The winds of change were not kind to Mira Loma in football as dwindling school enrollment and changing demographics affected the program. Mira Loma has remained strong academically, particularly with the International Baccalaureate program and Science Bowl teams.

The Matadors have produced just three winning seasons since 1984. In recent seasons, victories were measured by eligibility success, first downs and touchdowns. Mira Loma still battles low numbers and has just 20 players on the roster now. But winning may up those numbers as impressionable students tend to gravitate to a good thing.

Thurman is beloved by players and staff. He goes by “Pastor” because of his passionate team speeches and because his parents – Gwen and Charles Thurman – were longtime pastors in Fairfield churches. Thurman has long preached to players not to quit, to not cut corners in class, the weight room or the practice field.

“It starts when you wake up,” Thurman said. “We do weight training at 6:30 in the morning, and being a good student means being on time to class, good behavior.

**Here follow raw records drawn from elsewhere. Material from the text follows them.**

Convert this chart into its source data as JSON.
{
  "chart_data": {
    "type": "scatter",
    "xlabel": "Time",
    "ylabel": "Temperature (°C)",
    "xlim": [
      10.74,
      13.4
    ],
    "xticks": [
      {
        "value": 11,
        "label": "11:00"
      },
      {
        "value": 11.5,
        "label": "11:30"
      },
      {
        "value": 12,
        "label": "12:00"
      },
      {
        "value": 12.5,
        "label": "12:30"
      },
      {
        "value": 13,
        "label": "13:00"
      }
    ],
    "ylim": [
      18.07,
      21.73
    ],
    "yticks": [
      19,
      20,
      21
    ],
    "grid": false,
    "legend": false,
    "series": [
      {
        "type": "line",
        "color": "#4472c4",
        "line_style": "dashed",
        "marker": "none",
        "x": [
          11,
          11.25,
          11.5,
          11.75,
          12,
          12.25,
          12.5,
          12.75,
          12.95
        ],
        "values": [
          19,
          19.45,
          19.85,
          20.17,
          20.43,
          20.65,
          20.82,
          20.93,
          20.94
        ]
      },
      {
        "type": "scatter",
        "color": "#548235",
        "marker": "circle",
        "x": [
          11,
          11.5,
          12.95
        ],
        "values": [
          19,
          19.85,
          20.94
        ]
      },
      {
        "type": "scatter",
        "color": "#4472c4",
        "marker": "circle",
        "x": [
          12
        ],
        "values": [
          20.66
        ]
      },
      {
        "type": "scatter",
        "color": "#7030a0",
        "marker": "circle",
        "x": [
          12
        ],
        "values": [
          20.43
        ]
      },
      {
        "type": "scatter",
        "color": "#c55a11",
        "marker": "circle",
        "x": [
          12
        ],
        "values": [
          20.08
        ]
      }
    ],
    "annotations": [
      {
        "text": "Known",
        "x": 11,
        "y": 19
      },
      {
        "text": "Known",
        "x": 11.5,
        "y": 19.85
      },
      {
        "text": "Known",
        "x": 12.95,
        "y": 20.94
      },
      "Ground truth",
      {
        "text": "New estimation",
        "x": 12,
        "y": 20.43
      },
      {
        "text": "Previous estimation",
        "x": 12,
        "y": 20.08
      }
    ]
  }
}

In football, you can let it all hang out and have fun.”

A closer look at the area’s longest losing skids:

▪ 36; McClatchy, ending in 2005: The Lions practiced using a victory formation, for fun, and then used it amid cheers and tears.

▪ 34; Colfax, ending in 1975: Coach Bob Claycamp said he was “young, dumb and naive” in those days – and much smarter when he was defensive coordinator for Colfax’s 1986 section championship team.

▪ 32; Natomas, ending in 2014: Players, coaches and administrators embraced as if they had won the Lotto, and then celebrated more when making the playoffs.

▪ 30; Rio Linda, ending in 1983: Coach Don Dillon’s first task was changing the culture, including halting the players’ midweek, after-school pheasant hunting trips.

▪ 28; Sacramento, ending in 1985: Coach Ron Reclusado received standing ovations in class, and his coaching brother Pete fielded numerous calls “from old girlfriends.”

▪ 28; Kennedy, ending in 2013: Coach Matt Costa said he felt refreshed after “waking from a coma.” He led Kennedy to an 8-3 mark last season.

▪ 28; Encina, ending in 1990: The school switched mascots from Apaches to Bulldogs, anything in an effort to change the image and karma.

▪ 28; Encina, ending in 2012: The coaches were so delighted to win, they answered the dare from players to dance in the locker room.

▪ 26; Galt, ending in 2002: It was so grim for the Warriors that the leading rusher at midseason was the punter, on three busted plays and a fake.

▪ 22; Bear River, ending in 1988: Coach Terry Logue, still with the program, said players were afraid to tackle. The Bruins haven’t had a losing season since.